Two recent major news items, the appointment of Ron Dermer as Israeli ambassador to the United States and the issuance of the European Union Commission Notice, took me back to a meeting that took place around five years ago.
Sallai Meridor, Prime Minister Ehud Olmert’s U.S. ambassador, was addressing a small group of leaders of American Jewish organizations, presenting an overview of challenges facing Israel. One must remember that Meridor, a resident of Ma’aleh Adumim on the West Bank, had followed the same ideological journey as Olmert, from a belief in a Jewish state stretching from the Mediterranean eastward beyond the Jordan River to an understanding that this view doesn’t square with the concept of a democratic Jewish state.
Meridor told his audience that the world’s view of Israel and nationalism in general had changed, the reality on the ground was different and Israel had to adjust and respond accordingly. A participant in the meeting, a well known personality, questioned the Ambassador and suggested that he rethink his new found support for a two state solution. Meridor’s response was telling; instead of showing outrage at the lack of respect, he smiled and basically said, I’ll repeat what I said but explain it better this time.
Why did this experience come to mind this week?
First of all, The EU decision that limits eligibility for EU grants and prizes to Israeli entities that are located within the pre-1967 borders simply puts on paper what has already been long-standing EU policy regarding the illegitimacy of the West Bank occupation. This is the new reality that Meridor spoke about five years ago and the unnamed Israeli official who was quoted as calling the EU announcement an “earthquake” is reminiscent of the aforementioned Jewish leader. Someone needs to sit with him and slowly explain why he shouldn’t be so surprised by this development.

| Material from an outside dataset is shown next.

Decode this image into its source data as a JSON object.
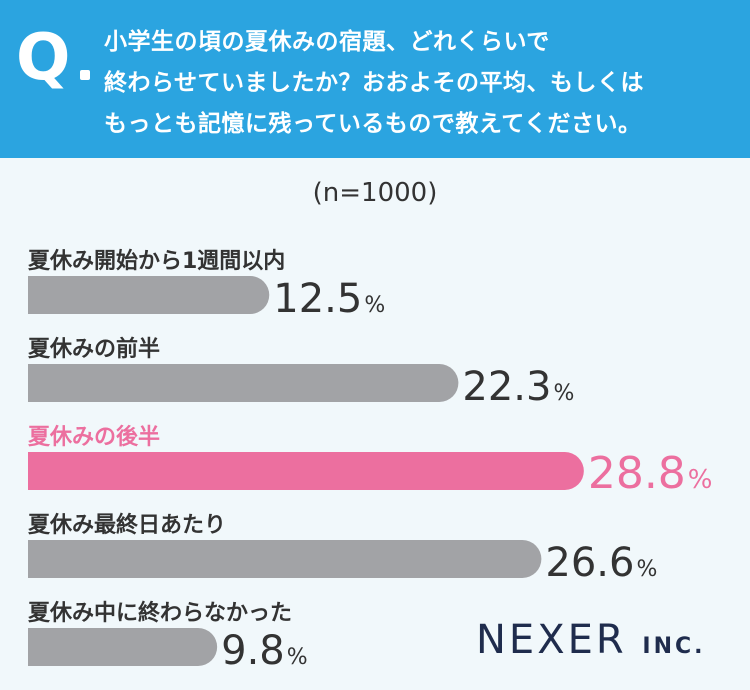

Secondly, before his appointment Ron Dermer has been very outspoken in his opposition to a two state solution, the stated policy of his once and future boss, Prime Minister Benjamin Netanyahu. One wonders whether both men are on the same ideological journey followed by the Olmert-Meridor duo. If I am being too optimistic, perhaps, they will at least see the EU decision, as Tzipi Livni told Army Radio, as “a wake -up call.” She added, “we can easily get to a point where we are isolated by Europe.” In the past we have used phrases like “time is running out,” but this week’s events give extra backing to the sentiment and require Israeli leaders to demonstrate both courage and vision, engaging in peacemaking now.
The good news is that rumors continue to fly that Secretary of State John Kerry is very close to reaching agreement with the Israelis and Palestinians to renew negotiations over a permanent and perhaps regional peace deal, judging from the inclusion of Arab League leaders at his meetings in Amman today.
The process will not be easy, but perhaps the EU announcement coupled with United States facilitation can actually provide the right atmosphere to prod the sides to confront the difficult issues. The American Jewish community can play an important supportive role and help Israel and the Palestinians complete the historic task. This includes both individual community members and organizational leadership lining up behind the American government’s leadership role in the process. In addition, communal umbrella bodies should demonstrate the same unified supportive voice for peace as it does when Israel is threatened military. Ameinu will certainly play our part.